Caminar con estrés en ciudad. Según este análisis publicado este mismo año, casi la mitad de los peatones de Barcelona siente inseguridad viaria: un 47 % de los encuestados así lo afirma. En esta sensación de tener que enfrentarse a una suerte 'gymkhana' al caminar por sus calles, los principales señalados son los VMP: el 78% de los encuestados afirma que los patinetes eléctricos son los vehículos que más inseguridad vial les provoca, y un 83 % considera que estos usuarios son los más imprudentes de la vía.
Esto se acentúa especialmente cuando comparten espacios: aceras y pasos de peatones. Y es que, a pesar que la normativa exige que circulen por carretera o bien por los carriles bici, siguen invadiendo estas zonas en teoría exclusivas para caminantes. Estas malas prácticas son señaladas por los viandantes como principales factores de inseguridad en esta convivencia: un 78 % en el caso del uso indebido de aceras y un 69% en el de los pasos de peatones. A esto se añade la velocidad.
Con esto en la mano, más de la mitad de los peatones preguntados (un 53 %) afirma sufrir estrés cuando camina por la calle. Una sensación que se ha intensificado en los últimos cinco años: consideran que son vehículos imprevisibles en calzadas, cruces, también en carriles bici. Y peor aún, cuando invaden los espacios peatonales.
Más accidentes y a vueltas con cumplir las normas
Este sentir de los peatones lo avalan las crecientes cifras de siniestralidad en usuarios vulnerables en la ciudad. Lo puso de relieve el estudio "Nueva Movilidad Urbana y Seguridad Vial. Accidentalidad en la nueva cultura del desplazamiento", de la Fundación Línea Directa. Según este análisis, el 80 % de los fallecidos en calles urbanas son usuarios vulnerables.
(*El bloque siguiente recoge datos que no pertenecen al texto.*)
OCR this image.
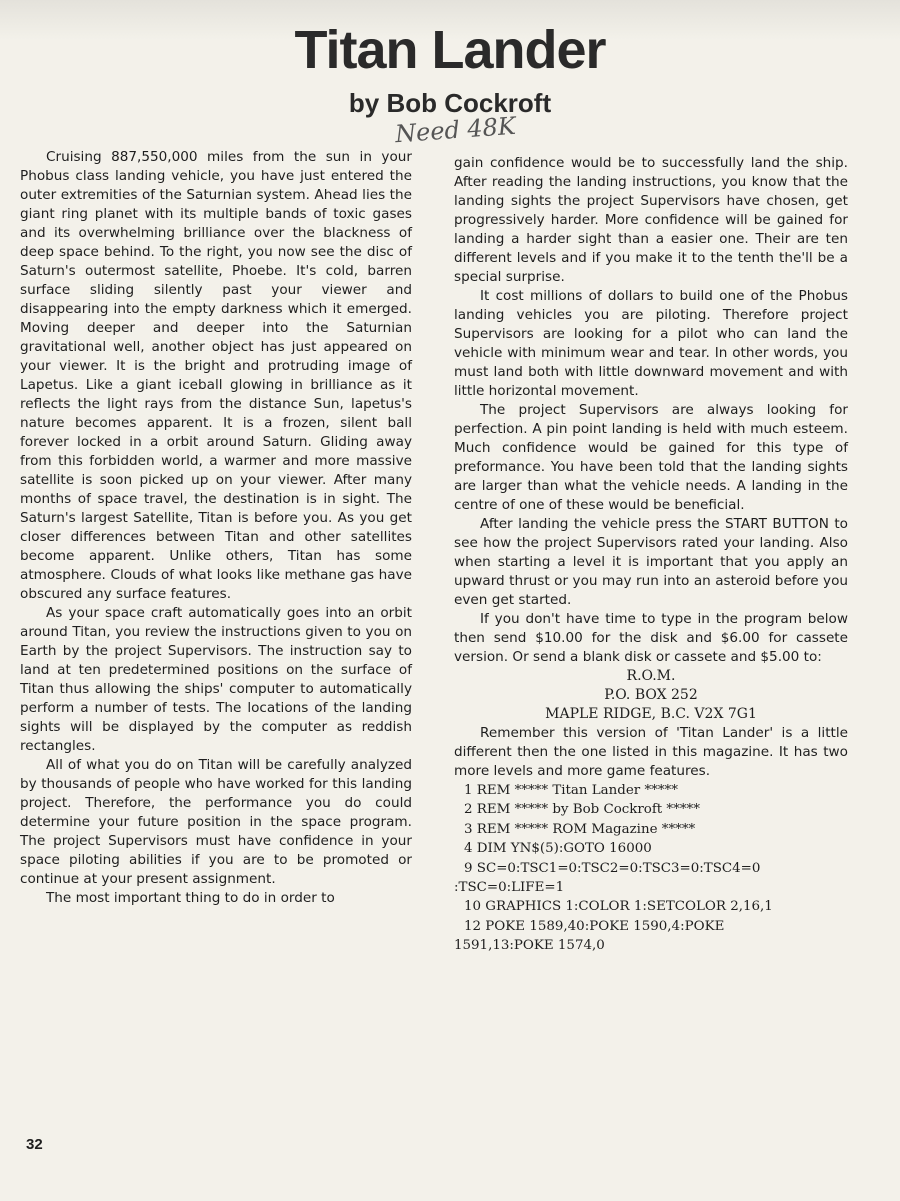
Titan Lander
by Bob Cockroft
Need 48K

Cruising 887,550,000 miles from the sun in your Phobus class landing vehicle, you have just entered the outer extremities of the Saturnian system. Ahead lies the giant ring planet with its multiple bands of toxic gases and its overwhelming brilliance over the blackness of deep space behind. To the right, you now see the disc of Saturn's outermost satellite, Phoebe. It's cold, barren surface sliding silently past your viewer and disappearing into the empty darkness which it emerged. Moving deeper and deeper into the Saturnian gravitational well, another object has just appeared on your viewer. It is the bright and protruding image of Lapetus. Like a giant iceball glowing in brilliance as it reflects the light rays from the distance Sun, lapetus's nature becomes apparent. It is a frozen, silent ball forever locked in a orbit around Saturn. Gliding away from this forbidden world, a warmer and more massive satellite is soon picked up on your viewer. After many months of space travel, the destination is in sight. The Saturn's largest Satellite, Titan is before you. As you get closer differences between Titan and other satellites become apparent. Unlike others, Titan has some atmosphere. Clouds of what looks like methane gas have obscured any surface features.

As your space craft automatically goes into an orbit around Titan, you review the instructions given to you on Earth by the project Supervisors. The instruction say to land at ten predetermined positions on the surface of Titan thus allowing the ships' computer to automatically perform a number of tests. The locations of the landing sights will be displayed by the computer as reddish rectangles.

All of what you do on Titan will be carefully analyzed by thousands of people who have worked for this landing project. Therefore, the performance you do could determine your future position in the space program. The project Supervisors must have confidence in your space piloting abilities if you are to be promoted or continue at your present assignment.

The most important thing to do in order to

gain confidence would be to successfully land the ship. After reading the landing instructions, you know that the landing sights the project Supervisors have chosen, get progressively harder. More confidence will be gained for landing a harder sight than a easier one. Their are ten different levels and if you make it to the tenth the'll be a special surprise.

It cost millions of dollars to build one of the Phobus landing vehicles you are piloting. Therefore project Supervisors are looking for a pilot who can land the vehicle with minimum wear and tear. In other words, you must land both with little downward movement and with little horizontal movement.

The project Supervisors are always looking for perfection. A pin point landing is held with much esteem. Much confidence would be gained for this type of preformance. You have been told that the landing sights are larger than what the vehicle needs. A landing in the centre of one of these would be beneficial.

After landing the vehicle press the START BUTTON to see how the project Supervisors rated your landing. Also when starting a level it is important that you apply an upward thrust or you may run into an asteroid before you even get started.

If you don't have time to type in the program below then send $10.00 for the disk and $6.00 for cassete version. Or send a blank disk or cassete and $5.00 to:

R.O.M.

P.O. BOX 252

MAPLE RIDGE, B.C. V2X 7G1

Remember this version of 'Titan Lander' is a little different then the one listed in this magazine. It has two more levels and more game features.

1 REM ***** Titan Lander *****
2 REM ***** by Bob Cockroft *****
3 REM ***** ROM Magazine *****
4 DIM YN$(5):GOTO 16000
9 SC=0:TSC1=0:TSC2=0:TSC3=0:TSC4=0
:TSC=0:LIFE=1
10 GRAPHICS 1:COLOR 1:SETCOLOR 2,16,1
12 POKE 1589,40:POKE 1590,4:POKE
1591,13:POKE 1574,0
32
Una realidad que, señalan, irá a más con los patinetes en la ecuación: estiman 5.500 muertos en las ciudades españolas entre 2020 y 2030, lo que significaría 831 víctimas más que en la década anterior (+18 %).
En 2025, los siniestros en patinetes volvieron a aumentar en España: casi un 24 % con 549 accidentes que provocaron 19 muertes en ciudad y 572 lesiones. Son datos del estudio 'Avance de Datos de Siniestros e Incendios de Vehículos de Movilidad Personal 2025' publicado hace pocos días por la Fundación Mapfre. La colisión con otros vehículos (64,7 %), las caídas (19,1 %) y el atropello de peatones (10,9 %) son las tres causas más recurrentes en estos siniestros.
Sin carnet y con multas, pero... El principal problema de los patinetes es que no exigen carnet para poder circular por las calles. Esto supone que muchos de los que los usan para desplazarse no conocen normas básicas de tráfico. Aunque pueden ser multados, estos usuarios incumplen sistemáticamente algunos preceptos, con la circulación por las aceras a la cabeza: el 73 % admite que lo ha hace en algún momento durante los trayectos, según el análisis de Línea Directa, pese a que supone una multa de 200 euros siendo una infracción grave.
Además, pocos se ponen el casco: es obligatorio en el caso de menores de edad y la DGT lo recomienda para el resto. La mitad de los usuarios entrevistados en este estudio reconoce que no lo usa nunca. Y lo más flagrante: solo el 14 % de los encuestados por Línea Directa cree que cumple de forma habitual las normas.
Que no exija carnet, y por tanto algunas infracciones que sí restan puntos con un coche en su caso no lo hacen, da a los usuarios de patinete cierta sensación de impunidad. Algo que la DGT ha buscado atar encorto gracias a nuevas exigencias recién llegadas este 2026, como que tengan que circular con seguro obligatorio o que deban de darse de alta en el registro de vehículos y que lleven "matrícula".